Amanda Etches-Johnson
McMaster University
McMaster opted to go the NC State route and contract with Endeca to makeover their OPAC and add faceted browsing. This move was based on their dissatisfaction with their existing catalog, backed up by LibQual results. Known-item searching was fine, but noodling around on a topic was hard.
The question on my mind as she started was why do this at all. At last year's Access, I heard the NC State Endeca talk. It was all fine and well, until the part where he said that their usability testing showed that it was no easier to use (forget the details, but that was the gist). The Endeca overlay and the faceted browsing thing is still very librarianly in concept, so it begs the question of why put an exotic overlay on a flawed core.
She did a live demo, and rather than improve on the complexity of NC State's catalog, they built an even more visually busy catalog, offering a dizzying array of search options. This seems like two trends in conflict; on the one hand, you have the urge to make it easier for users, but you can't resist the urge to offer "librarianly" options from the basic search page, such as searching by standard numbers. The facets show up on the results collapsed on the left (ten facet groups total!!!). Anyone who has worked with SFX knows that collapsed menus might as well not be there. I loathe hide/show menus when I'm on some site as a user, a not uncommon dislike, I suspect.

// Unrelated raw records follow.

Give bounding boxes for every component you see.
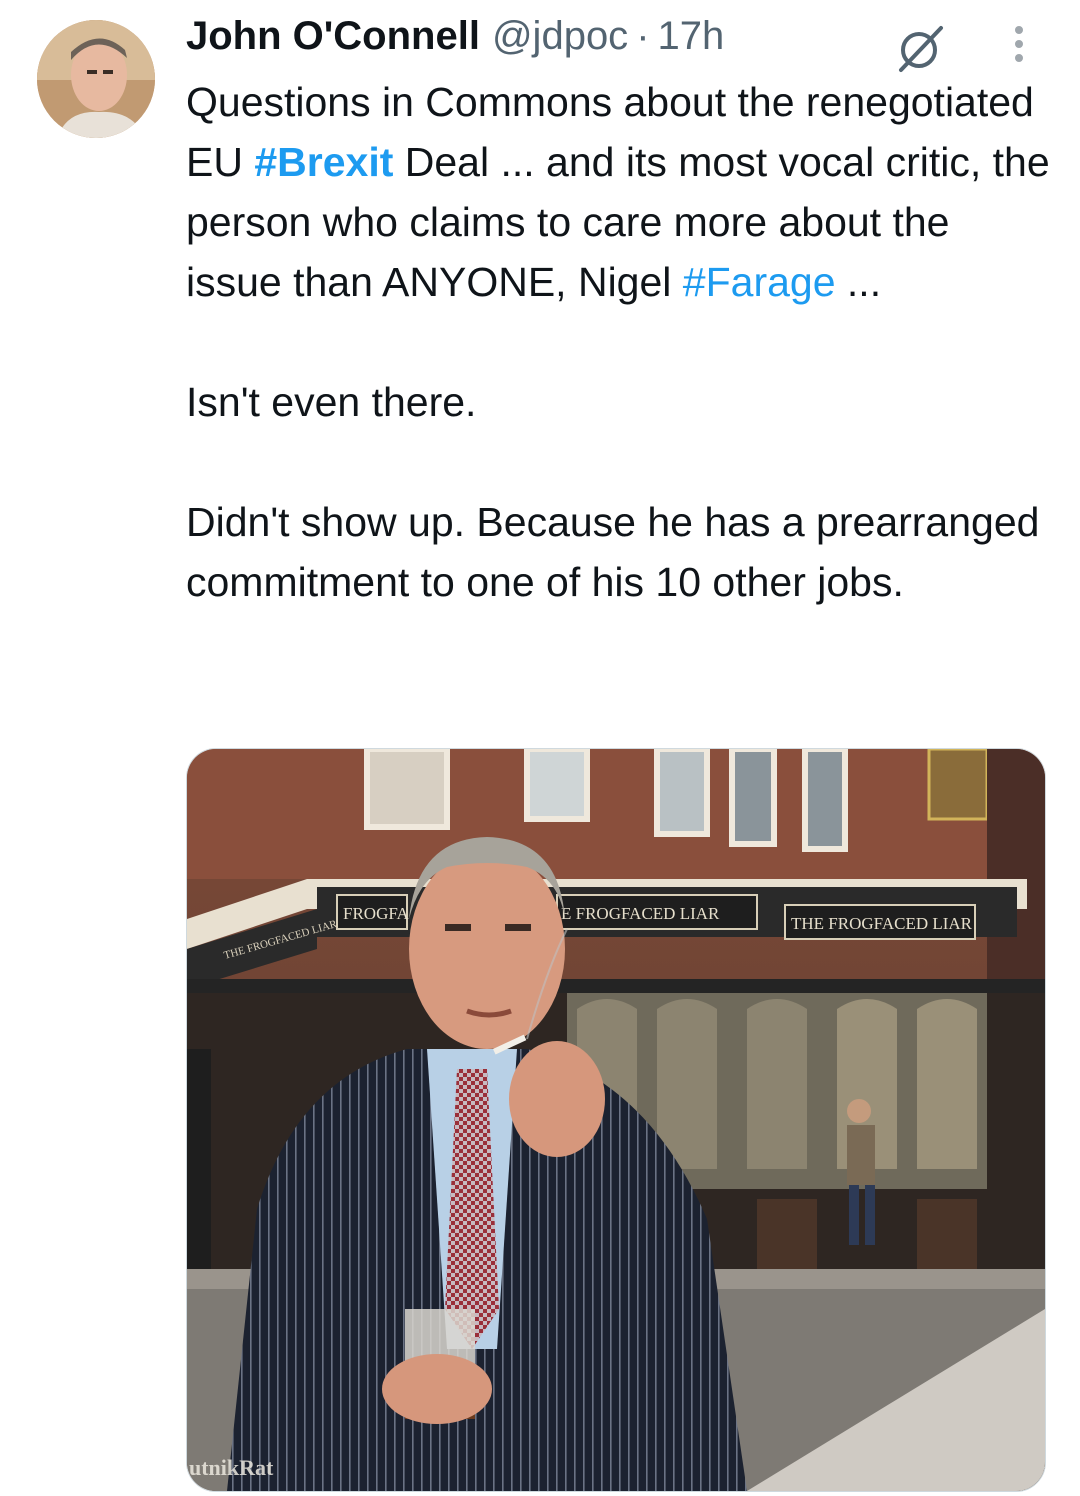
photo-illustration: FROGFA E FROGFACED LIAR THE FROGFACED LI…	[187, 749, 1045, 1491]
tweet-media-photo[interactable]: FROGFA E FROGFACED LIAR THE FROGFACED LI…	[186, 748, 1046, 1492]
tweet-text-segment: ...	[835, 259, 882, 305]
tweet-timestamp[interactable]: 17h	[658, 14, 725, 59]
pub-sign-3: THE FROGFACED LIAR	[791, 914, 973, 933]
tweet-paragraph-1: Questions in Commons about the renegotia…	[186, 72, 1056, 312]
pub-sign-2: E FROGFACED LIAR	[561, 904, 720, 923]
pub-sign-1: FROGFA	[343, 904, 410, 923]
avatar-image	[37, 20, 155, 138]
author-name[interactable]: John O'Connell	[186, 14, 480, 59]
tweet-paragraph-3: Didn't show up. Because he has a prearra…	[186, 499, 1040, 605]
hashtag-brexit-link[interactable]: #Brexit	[254, 139, 393, 185]
tweet-header: John O'Connell @jdpoc · 17h	[186, 14, 724, 66]
author-avatar[interactable]	[37, 20, 155, 138]
more-vertical-icon[interactable]	[1004, 22, 1034, 66]
hashtag-farage-link[interactable]: #Farage	[683, 259, 836, 305]
grok-slash-circle-icon[interactable]	[893, 20, 947, 74]
photo-watermark: utnikRat	[189, 1455, 274, 1480]
separator-dot: ·	[636, 14, 650, 58]
tweet-paragraph-2: Isn't even there.	[186, 379, 477, 425]
author-handle[interactable]: @jdpoc	[492, 14, 628, 59]
tweet-text: Questions in Commons about the renegotia…	[186, 72, 1056, 612]
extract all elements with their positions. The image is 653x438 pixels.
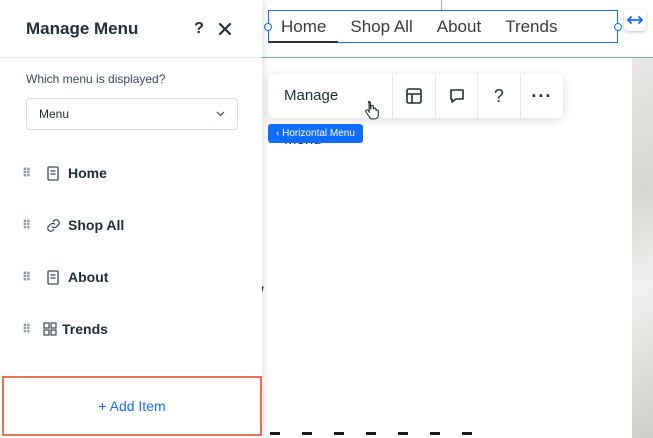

They have no wildcard searching and use generic stemming instead, and the interface cannot do true Boolean other than the default and and a somewhat kludged together or search. Their own usability testing showed that 80% of users ignored the 'dimensions' (the facets). Type-ahead, one of the great features of Endeca, was too slow, so they shut if off. Too many users waited for it to complete before searching. Currently, holdings information requires a call to their native interface, as with NCSU. They hope to fix that soon. They're also working on putting back functionality from their native interface: a 'mylist' function, emailing results, and a search history.